Hi,When we start trial runs for time in the crate and increase the amount of time, must we do it everyday?And should we increase it to the same, full length of time for their planned trip?We are moving our Labs to the U.K. from South Africa.Thanks.

By on August 7, 2017 at 9:21 am

Hi Priv, thanks for the question! We're glad to hear you're working on crate training your dogs -- this is such an important part of planning safe pet travel.

Essentially every dog is going to be a little different, but you should aim to get to a place where your dogs are comfortable entering the crate and staying there with the door shut for a good amount of time (such as when you leave the house for a few hours). We wouldn't say it's necessary to work up to the full length of time they'll be in transit, they should just view the crate as a safe and positive place to be.

Hope that helps! Just let us know if you have more questions.


By Antonios sorina on October 22, 2017 at 3:05 am

Hi! I have a french bulldog and I'm anlage to take him with me whend I travel home from Beirut to romania ...usually is 2hr flight tarom but I'm scare to travel with them,when i bring him with me they didn't accept this sub noise so i came with lufthansa but was a puppy and I'm going to take lufthansa or Airfrace better if i don't sleep him no,and witch one is better? Please I'm so panicked cos his everything for me love so much and if something happen i won't forget my self ...

By on October 23, 2017 at 9:17 am

Hi Antonios!

We have flown many French Bulldogs internationally with Lufthansa, since they allow snub-nosed breeds under certain temperature restrictions. Because of this, we would certainly recommend looking into booking your dog with them.

Also, sedation is not allowed - this is why we stress the importance of crate training and making sure that your dog is as comfortable with his travel crate as possible. Try some of our tips above and speak with your vet if you find you are having trouble. Many vets can offer pet behavior advice to better help with crate training if the basics are not working.
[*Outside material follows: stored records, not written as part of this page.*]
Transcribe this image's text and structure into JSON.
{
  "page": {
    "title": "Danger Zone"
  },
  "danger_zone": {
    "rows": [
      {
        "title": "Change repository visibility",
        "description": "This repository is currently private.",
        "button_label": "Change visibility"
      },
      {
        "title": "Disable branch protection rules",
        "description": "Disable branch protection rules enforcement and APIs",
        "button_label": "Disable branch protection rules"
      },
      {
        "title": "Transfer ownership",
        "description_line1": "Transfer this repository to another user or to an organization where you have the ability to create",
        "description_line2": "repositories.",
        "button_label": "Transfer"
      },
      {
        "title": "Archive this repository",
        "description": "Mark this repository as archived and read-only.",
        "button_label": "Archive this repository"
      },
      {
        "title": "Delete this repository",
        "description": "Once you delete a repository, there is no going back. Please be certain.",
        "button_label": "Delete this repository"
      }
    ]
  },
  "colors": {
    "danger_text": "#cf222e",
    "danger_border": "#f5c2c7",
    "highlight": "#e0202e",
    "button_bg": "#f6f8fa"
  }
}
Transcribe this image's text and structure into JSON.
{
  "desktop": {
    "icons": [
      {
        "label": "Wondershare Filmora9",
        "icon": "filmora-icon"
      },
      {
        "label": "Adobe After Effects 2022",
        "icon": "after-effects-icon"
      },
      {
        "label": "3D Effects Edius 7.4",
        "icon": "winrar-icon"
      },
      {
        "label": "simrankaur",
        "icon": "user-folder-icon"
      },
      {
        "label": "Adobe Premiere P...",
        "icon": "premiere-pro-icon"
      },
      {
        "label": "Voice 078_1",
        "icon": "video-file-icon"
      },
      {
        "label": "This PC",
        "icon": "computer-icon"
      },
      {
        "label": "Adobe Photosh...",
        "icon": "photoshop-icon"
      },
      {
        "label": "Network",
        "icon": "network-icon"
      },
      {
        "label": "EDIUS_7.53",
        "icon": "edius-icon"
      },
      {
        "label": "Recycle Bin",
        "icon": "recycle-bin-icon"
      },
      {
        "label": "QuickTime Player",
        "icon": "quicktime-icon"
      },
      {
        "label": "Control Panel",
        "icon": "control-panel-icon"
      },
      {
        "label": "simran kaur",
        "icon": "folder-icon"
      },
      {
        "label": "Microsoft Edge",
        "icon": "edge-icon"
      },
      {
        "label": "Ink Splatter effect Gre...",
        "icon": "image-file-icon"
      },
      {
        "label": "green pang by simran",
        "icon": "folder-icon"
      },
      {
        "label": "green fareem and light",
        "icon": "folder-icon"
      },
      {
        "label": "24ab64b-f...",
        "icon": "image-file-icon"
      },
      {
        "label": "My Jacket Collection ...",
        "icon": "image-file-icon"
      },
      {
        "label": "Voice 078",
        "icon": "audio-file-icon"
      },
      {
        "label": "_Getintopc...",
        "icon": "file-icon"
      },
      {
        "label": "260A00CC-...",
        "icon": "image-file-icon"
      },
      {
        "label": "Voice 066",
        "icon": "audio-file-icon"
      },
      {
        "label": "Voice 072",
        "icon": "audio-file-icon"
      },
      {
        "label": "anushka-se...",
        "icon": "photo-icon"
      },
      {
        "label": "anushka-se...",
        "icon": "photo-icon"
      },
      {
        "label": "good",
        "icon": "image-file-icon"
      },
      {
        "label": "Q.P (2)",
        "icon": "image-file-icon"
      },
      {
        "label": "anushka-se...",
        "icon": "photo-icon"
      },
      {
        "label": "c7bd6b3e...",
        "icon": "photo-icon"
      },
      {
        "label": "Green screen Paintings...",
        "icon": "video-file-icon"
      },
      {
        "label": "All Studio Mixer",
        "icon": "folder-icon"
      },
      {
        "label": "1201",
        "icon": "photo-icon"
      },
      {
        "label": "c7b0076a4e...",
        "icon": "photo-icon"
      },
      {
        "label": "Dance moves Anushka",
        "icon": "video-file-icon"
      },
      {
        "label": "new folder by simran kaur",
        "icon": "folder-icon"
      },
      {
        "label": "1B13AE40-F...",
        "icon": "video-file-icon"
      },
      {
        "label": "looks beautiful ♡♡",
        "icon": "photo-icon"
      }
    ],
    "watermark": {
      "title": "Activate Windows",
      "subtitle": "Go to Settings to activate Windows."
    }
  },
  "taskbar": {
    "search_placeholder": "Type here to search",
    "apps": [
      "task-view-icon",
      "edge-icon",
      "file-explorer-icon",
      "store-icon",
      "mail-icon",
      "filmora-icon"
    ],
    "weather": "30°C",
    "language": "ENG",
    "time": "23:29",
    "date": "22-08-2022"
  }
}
We hope this helps! Please feel free to reach out to us here if you would like further assistance with your move - we are happy to help!
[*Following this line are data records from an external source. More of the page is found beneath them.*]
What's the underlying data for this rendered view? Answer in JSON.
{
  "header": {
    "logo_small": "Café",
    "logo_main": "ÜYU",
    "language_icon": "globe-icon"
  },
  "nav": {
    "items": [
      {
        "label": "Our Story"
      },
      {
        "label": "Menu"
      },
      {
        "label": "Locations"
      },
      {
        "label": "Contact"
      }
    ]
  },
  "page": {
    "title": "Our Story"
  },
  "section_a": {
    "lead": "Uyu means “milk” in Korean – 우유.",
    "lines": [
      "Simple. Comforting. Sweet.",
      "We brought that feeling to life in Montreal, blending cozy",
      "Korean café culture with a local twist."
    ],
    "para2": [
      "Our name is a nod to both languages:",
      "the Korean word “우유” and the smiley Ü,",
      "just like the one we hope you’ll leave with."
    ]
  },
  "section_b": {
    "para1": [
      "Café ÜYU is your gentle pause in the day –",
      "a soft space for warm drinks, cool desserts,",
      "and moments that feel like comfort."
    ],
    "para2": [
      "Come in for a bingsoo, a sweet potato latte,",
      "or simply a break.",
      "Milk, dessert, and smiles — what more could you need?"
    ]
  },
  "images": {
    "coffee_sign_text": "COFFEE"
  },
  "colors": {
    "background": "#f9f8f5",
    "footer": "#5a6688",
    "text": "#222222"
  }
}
By charlotte on November 22, 2017 at 5:39 pm

The reason I was thinking about sedation or anti anxious medication is because it is not the crate my dog has a problem with...he's fine in a crate....he just cant stand the sound of the wind!! He goes crazy on stormy nights at the sound of the wind, he will literally bark and drive himself nuts for hours and hours....I can't begin to imagine what the sound of being in the cargo section of a 747 will be like for him...the sounds of take off and the sounds of the flight itself and turbulence and landing....we are flying from NZ to UK so the that level of anxiety for that many hours just really worries me. Any suggestions?

By on November 27, 2017 at 11:36 am

Hi Charlotte!

We're sorry to hear about your dog's anxiety - we know that can be tough on both you and him!

In the past for highly anxious pets, we've recommended adding extra "home comforts" to the kennel for travel. A blanket that smells like you or an old shirt may help him to feel a little calmer. Other than that, we've had clients look into some natural calming remedies, like pheromone sprays, to help with their pet's anxiety.

I know right now it may seem like it will be impossible for him to not stress out during travel, but we've had many anxious pets handle the journey without any issue. Most of the time, because the cargo hold is dimly lit, pets just end up sleeping throughout their journey.

We hope this helps somewhat, Charlotte, and hope both of you have a safe flight to the UK!